# Onkyo 608 and dolby volume



## Snead (Mar 2, 2009)

Just want to know if this feature can be turned off and on. Any of you guys know?


----------



## Jungle Jack (Jul 28, 2009)

Hello,
Indeed Dolby Volume is user selectable. Moreover, you cannot use Dolby Volume and Audyssey at the same time.
Cheers,
JJ


----------



## Snead (Mar 2, 2009)

Ok how do I turn it off and on ?


----------



## Jungle Jack (Jul 28, 2009)

Hello,
I was actually unsure whether or not the 608 had Dolby Volume when you first Posted this, but after looking at the Onkyo Website I do not think your AVR is actually equipped with Dolby Volume. 

For the most part, Dolby Volume has been offered on more expensive AVR's including upper level Onkyo's. However if you do have it, go to Audio Adjust under the On Screen Display and select Dolby and from there Dolby Volume is listed. Also, if you have it, it can be selected by toggling through the options under the Audio Button on the Remote Control.
Cheers,
JJ


----------



## Snead (Mar 2, 2009)

Don't think I have it. But what keeps messing with the dialog it will curve it up or down by it's self ?


----------



## Jungle Jack (Jul 28, 2009)

Hello,
I am guessing that would be Audyssey Dynamic Volume or Audyssey Dynamic EQ. Neither of these have anything to do with Audyssey 2EQ so you can turn off both of these while still getting the Room EQ wizardry of Audyssey.

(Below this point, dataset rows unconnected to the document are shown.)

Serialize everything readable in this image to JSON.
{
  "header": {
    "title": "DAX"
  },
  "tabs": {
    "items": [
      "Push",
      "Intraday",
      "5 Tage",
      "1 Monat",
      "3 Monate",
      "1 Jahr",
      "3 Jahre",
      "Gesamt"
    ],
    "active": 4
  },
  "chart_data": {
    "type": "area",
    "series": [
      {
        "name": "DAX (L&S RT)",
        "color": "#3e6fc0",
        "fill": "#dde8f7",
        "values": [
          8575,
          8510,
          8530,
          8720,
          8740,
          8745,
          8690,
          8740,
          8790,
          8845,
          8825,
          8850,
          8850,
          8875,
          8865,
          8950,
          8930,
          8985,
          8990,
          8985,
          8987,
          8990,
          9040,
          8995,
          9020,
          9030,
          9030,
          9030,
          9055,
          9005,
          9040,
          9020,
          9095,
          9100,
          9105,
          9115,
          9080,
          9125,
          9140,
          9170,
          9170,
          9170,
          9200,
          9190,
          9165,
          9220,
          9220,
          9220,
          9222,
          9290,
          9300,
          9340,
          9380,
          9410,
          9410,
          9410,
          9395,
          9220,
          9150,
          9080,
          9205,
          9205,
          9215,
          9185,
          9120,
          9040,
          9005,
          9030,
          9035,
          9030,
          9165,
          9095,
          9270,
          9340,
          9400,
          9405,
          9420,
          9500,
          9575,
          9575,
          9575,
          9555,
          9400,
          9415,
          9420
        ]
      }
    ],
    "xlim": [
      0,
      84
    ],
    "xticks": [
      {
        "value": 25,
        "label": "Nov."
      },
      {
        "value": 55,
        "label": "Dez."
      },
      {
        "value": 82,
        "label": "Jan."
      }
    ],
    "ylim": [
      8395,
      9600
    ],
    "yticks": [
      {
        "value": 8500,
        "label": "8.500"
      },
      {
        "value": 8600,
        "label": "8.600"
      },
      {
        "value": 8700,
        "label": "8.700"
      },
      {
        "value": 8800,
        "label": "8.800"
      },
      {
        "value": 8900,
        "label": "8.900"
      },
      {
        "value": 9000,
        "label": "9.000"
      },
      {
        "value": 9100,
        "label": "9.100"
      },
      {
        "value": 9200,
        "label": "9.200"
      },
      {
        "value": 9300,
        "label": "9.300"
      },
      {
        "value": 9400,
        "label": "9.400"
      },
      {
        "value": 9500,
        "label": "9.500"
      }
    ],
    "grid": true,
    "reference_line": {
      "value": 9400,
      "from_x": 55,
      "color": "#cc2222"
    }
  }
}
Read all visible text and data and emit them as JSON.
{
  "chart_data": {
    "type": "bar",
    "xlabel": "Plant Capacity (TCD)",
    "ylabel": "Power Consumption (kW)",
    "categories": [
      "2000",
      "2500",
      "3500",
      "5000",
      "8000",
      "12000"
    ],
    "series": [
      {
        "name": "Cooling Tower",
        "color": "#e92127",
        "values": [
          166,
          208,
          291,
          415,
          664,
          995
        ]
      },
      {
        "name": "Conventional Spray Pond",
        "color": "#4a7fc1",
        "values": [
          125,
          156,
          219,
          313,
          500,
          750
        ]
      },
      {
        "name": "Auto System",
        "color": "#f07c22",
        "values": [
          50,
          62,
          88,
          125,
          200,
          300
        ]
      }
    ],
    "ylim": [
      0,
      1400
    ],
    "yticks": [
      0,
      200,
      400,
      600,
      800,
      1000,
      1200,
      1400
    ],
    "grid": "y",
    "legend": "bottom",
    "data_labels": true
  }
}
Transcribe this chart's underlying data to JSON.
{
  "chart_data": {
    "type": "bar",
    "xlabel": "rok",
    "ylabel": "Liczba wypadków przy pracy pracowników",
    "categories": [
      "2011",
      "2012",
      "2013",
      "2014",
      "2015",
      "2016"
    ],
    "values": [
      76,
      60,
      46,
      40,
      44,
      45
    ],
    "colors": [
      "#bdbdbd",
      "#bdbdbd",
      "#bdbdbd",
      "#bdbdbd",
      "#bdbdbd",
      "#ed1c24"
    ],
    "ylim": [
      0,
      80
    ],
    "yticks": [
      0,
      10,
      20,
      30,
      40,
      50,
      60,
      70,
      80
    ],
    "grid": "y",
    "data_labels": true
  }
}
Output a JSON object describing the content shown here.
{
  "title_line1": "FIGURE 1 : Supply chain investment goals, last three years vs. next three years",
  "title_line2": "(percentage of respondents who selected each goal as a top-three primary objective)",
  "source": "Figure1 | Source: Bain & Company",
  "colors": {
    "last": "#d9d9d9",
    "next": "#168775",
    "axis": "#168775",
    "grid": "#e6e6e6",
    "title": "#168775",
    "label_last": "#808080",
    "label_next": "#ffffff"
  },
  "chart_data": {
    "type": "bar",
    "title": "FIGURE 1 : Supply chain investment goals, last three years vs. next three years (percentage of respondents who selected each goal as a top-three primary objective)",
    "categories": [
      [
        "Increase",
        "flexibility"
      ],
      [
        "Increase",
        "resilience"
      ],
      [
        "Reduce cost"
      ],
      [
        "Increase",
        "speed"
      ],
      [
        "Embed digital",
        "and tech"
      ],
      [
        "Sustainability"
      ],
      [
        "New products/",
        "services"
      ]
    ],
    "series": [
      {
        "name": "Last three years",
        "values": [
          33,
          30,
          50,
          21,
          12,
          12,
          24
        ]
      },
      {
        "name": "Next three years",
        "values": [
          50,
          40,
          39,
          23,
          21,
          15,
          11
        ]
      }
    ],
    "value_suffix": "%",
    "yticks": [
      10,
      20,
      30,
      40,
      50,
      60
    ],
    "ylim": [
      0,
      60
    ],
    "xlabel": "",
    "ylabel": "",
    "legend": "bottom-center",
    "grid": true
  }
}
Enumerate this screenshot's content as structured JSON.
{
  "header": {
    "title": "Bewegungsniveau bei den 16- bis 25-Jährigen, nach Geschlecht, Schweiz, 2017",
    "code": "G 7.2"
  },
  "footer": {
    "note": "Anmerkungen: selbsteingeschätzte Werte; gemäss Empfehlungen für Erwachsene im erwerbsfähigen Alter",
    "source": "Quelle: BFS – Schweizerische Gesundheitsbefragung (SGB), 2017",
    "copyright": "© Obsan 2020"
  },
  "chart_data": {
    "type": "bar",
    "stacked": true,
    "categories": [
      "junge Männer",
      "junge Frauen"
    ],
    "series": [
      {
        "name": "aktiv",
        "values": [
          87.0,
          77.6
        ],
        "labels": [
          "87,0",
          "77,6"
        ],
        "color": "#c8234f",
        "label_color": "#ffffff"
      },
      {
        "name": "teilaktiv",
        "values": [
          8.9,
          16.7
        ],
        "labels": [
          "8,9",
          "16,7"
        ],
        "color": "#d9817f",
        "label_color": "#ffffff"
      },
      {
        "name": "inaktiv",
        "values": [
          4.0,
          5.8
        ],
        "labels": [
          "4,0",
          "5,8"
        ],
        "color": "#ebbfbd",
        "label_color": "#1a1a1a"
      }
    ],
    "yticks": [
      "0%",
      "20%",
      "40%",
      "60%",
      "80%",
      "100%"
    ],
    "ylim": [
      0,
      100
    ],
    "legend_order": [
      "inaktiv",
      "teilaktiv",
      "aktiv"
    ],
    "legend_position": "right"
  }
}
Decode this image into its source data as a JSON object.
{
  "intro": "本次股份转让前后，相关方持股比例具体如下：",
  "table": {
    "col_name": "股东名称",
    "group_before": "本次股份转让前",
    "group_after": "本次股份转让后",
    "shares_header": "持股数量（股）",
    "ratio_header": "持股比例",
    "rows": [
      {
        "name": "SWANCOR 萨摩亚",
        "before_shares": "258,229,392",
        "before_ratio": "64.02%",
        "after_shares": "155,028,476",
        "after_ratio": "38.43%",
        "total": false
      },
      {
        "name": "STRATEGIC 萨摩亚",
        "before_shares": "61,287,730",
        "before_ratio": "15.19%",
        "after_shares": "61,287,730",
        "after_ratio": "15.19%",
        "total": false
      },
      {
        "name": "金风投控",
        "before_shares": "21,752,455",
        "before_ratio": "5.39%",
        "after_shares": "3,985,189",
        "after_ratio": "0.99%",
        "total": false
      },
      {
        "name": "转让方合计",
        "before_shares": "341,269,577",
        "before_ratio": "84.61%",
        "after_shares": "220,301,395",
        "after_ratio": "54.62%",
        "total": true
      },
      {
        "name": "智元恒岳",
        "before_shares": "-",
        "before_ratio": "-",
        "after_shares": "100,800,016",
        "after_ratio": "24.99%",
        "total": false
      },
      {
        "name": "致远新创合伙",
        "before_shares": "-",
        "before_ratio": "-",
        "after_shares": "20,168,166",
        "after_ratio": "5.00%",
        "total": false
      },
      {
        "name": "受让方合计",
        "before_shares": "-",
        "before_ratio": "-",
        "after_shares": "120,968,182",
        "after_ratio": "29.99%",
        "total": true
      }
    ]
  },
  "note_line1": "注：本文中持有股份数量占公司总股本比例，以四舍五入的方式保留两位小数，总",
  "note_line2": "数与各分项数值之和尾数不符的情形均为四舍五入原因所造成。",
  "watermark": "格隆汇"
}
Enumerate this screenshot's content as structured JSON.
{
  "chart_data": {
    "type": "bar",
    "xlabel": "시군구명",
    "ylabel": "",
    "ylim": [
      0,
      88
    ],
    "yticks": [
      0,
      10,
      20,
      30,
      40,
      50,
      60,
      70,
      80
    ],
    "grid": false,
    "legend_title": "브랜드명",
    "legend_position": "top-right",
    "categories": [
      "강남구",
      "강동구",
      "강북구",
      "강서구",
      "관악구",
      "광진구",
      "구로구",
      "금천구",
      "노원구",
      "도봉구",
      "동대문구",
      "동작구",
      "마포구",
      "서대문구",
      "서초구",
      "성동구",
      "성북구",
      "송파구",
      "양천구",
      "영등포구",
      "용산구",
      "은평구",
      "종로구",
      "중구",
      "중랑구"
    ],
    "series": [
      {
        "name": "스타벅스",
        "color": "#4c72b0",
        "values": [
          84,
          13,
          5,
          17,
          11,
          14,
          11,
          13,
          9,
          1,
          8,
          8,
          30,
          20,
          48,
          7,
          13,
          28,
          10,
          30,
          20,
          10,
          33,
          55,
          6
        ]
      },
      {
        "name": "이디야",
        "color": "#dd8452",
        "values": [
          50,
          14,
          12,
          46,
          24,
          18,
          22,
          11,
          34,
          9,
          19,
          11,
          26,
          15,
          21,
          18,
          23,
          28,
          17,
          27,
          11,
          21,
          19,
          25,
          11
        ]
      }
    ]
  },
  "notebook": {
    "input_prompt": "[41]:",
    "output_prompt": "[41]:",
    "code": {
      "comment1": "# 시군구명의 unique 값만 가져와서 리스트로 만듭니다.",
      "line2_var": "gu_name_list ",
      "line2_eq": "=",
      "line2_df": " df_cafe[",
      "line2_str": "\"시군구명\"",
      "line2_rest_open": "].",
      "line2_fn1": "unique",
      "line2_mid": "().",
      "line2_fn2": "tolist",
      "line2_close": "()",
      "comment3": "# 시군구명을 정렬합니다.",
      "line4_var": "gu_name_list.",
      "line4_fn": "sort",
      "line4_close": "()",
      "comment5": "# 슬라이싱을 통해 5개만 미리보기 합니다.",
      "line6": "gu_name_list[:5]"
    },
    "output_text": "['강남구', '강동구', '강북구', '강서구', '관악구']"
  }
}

I personally do not use Dynamic Volume or Dynamic EQ. Both can be turned off and on when you select Audyssey under the Audio Adjust in the On Screen Setup Menu. That being said Audyssey Volume is Designed to maintain a constant Volume when say going from a TV Show to a louder Commercial, but it is still a form of Compression and would be my first guess of a process that alters the volume on its own, Dynamic EQ is similar.

I would start off by turning both off and seeing if that makes a difference. If you like the SQ prior, I would first reengage Dynamic EQ and if not happy then Audyssey Volume.
Cheers,
JJ


----------